Bonjour mon adoré, bonjour mon bon petit bien-aimé, bonjour mon Toto chéri. Ma pendule avance de près d’une heure et puis j’ai voulu apprêter mes comptes de [la fin ?] du mois tout prêtsa pour ce soir et pour te donner aussi le temps de venir. Je suis si triste quand tu n’es pas là auprès de moi que je diffère le plus que je peux à t’écrire parce que je sens que mes doléances doivent t’ennuyerb et te sortir par les yeux. Mais le temps est si vilain que je doute fort qu’on t’aitc laissé revenir. Aussi je suis gaie à l’avenant de cette supposition. Claire est partie hier à 5 h. ½ mais on n’avait pas pu rejoindre M. Pradier pour lui mener sa fille. Il y met peu d’empressement et de bonne volonté ce qui n’ajoute pas à mes idées riantes dans ce moment-ci. De plus je suis dans une mauvaise époque et de plus encore j’ai lu cette nuit l’article sur ce galeux de Planche ce qui m’a fait entrer dans une fureur noire contre ce hideux crapaud. S’il avait été sous ma fenêtre je lui aurais vidé mon pot de chambre sur la tête avec délices, ce qui l’aurait peut-être nettoyéd. Quel immonde gredin, quel dégoutant cuistre.

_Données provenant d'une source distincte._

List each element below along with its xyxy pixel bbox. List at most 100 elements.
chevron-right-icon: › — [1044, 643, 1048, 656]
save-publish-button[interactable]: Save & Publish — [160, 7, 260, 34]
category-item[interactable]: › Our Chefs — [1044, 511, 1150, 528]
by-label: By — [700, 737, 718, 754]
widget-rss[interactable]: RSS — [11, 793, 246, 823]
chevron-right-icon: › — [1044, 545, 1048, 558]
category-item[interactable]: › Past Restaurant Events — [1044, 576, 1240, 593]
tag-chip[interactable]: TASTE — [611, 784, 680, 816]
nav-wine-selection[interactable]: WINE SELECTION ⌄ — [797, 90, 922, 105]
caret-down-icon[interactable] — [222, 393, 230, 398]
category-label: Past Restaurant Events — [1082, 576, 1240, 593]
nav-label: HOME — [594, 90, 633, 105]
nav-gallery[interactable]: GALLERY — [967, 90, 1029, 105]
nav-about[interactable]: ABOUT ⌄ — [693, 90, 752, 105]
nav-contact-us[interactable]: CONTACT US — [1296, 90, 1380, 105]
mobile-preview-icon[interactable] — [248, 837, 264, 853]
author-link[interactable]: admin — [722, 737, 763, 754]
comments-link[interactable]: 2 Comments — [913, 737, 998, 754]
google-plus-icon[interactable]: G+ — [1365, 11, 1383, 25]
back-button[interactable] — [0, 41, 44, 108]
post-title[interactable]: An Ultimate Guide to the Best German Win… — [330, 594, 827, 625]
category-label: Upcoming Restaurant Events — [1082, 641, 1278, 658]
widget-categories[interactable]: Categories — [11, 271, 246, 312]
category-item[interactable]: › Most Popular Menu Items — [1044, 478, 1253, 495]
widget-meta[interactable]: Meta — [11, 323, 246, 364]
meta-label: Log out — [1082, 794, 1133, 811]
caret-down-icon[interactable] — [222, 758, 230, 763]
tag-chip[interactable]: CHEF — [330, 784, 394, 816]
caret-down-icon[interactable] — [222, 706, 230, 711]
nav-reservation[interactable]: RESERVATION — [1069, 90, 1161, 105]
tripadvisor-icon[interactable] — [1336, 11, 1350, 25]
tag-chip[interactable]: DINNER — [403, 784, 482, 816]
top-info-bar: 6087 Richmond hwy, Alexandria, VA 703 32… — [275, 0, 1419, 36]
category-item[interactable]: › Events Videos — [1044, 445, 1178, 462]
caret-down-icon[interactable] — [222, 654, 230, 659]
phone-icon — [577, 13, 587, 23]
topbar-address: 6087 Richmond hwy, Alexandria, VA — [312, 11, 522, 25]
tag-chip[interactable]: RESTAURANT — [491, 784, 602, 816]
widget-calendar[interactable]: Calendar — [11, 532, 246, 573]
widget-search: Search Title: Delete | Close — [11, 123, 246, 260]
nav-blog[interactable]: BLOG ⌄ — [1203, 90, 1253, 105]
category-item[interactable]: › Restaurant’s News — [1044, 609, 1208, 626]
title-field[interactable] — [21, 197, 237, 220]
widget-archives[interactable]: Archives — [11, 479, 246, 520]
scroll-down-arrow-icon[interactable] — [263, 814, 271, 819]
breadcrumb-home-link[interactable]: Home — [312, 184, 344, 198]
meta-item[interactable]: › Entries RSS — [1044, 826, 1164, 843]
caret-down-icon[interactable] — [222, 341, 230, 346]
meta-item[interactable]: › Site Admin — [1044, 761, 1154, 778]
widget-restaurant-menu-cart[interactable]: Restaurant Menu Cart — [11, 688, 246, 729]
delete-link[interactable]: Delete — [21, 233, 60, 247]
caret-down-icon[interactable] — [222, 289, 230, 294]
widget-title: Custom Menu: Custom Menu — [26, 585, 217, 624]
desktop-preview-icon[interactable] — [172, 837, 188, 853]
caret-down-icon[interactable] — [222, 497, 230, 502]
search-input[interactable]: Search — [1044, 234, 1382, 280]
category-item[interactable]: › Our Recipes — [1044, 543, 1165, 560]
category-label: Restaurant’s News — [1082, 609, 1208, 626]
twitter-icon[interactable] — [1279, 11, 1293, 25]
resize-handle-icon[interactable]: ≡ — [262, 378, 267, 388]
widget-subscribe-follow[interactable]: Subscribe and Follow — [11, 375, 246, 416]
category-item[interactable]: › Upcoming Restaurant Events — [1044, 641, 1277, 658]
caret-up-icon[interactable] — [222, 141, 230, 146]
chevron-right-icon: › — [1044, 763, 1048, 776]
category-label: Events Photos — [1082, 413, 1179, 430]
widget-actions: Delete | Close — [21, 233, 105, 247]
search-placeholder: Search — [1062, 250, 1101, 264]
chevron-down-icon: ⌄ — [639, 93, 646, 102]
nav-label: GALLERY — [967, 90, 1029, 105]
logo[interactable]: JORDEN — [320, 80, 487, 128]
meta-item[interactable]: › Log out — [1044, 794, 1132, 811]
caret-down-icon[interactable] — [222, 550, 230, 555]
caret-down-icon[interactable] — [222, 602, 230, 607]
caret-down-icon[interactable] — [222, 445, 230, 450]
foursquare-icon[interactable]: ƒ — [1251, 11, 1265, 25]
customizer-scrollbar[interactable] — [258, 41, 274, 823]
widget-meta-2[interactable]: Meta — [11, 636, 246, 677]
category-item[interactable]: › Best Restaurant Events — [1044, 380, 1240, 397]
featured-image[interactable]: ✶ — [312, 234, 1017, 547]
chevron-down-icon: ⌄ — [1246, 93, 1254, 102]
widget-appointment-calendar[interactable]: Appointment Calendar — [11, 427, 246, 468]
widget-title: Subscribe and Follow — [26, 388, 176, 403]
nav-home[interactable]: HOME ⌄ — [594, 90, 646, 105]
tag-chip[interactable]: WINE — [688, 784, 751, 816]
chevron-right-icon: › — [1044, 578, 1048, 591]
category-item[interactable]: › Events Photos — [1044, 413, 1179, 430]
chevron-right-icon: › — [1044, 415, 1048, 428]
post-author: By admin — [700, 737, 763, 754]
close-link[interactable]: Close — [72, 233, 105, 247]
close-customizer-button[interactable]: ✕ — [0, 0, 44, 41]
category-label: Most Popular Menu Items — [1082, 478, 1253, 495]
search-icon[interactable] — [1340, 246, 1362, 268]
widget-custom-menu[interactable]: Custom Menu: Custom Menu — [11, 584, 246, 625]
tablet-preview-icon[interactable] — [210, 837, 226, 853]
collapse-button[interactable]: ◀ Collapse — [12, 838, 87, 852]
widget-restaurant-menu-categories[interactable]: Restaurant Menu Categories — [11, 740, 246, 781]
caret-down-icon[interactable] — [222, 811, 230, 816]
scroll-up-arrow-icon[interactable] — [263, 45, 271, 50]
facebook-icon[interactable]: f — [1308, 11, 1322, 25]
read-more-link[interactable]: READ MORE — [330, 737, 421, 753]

D’y penser ça vous soulève le cœur. Pouah ! le cochon. Il est vrai que Michiels [1] lui dit : « …… M….. » Ne parlons plus de ce lépreux. Ma fleur tombe pétale à pétale, ce soir il n’y aura plus que les feuilles, c’est triste. Je garde les pétales comme souvenir mais c’est bien peu de chose auprès de l’éblouissante fleur. Enfin je lui rends tous les honneurs dus à sa beauté, à son rang et son parfum, elle n’a pas à se plaindre. On dirait que le temps s’éclaircit. Si tu pouvais revenir pour déjeuner il ferait bien beau dans mon cœur et le soleil ne serait qu’un lumignon auprès des rayons de ma joie mais j’en [doute ?]. Je ne suis pas habituée à voir see réaliser ce que je désire le plus au monde. Jour Toto, à ce soir j’espère. D’ici là je vais être bien triste, bien maussade, bien impatiente et je vais te désirer de toutes mes forces. Je t’aime Toto. Je t’aime mon bon, mon beau, mon grand Toto.

Juliette

BnF, Mss, NAF, 16343, f. 65-66
Transcription de Chantal Brière

a) « prêt ».
b) « ennuier ».
c) « t’est ».
d) « nétoyé ».
e) « ce ».

Notes

[1Alfred Michiels (1813-1892), critique et essayiste. Dans La France Littéraire de 1840, il signe deux articles qui éreintent Gustave Planche et dénoncent sa propension au plagiat. Il y est par ailleurs question de reproches infondés faits à Victor Hugo par le critique de la Revue des Deux mondes.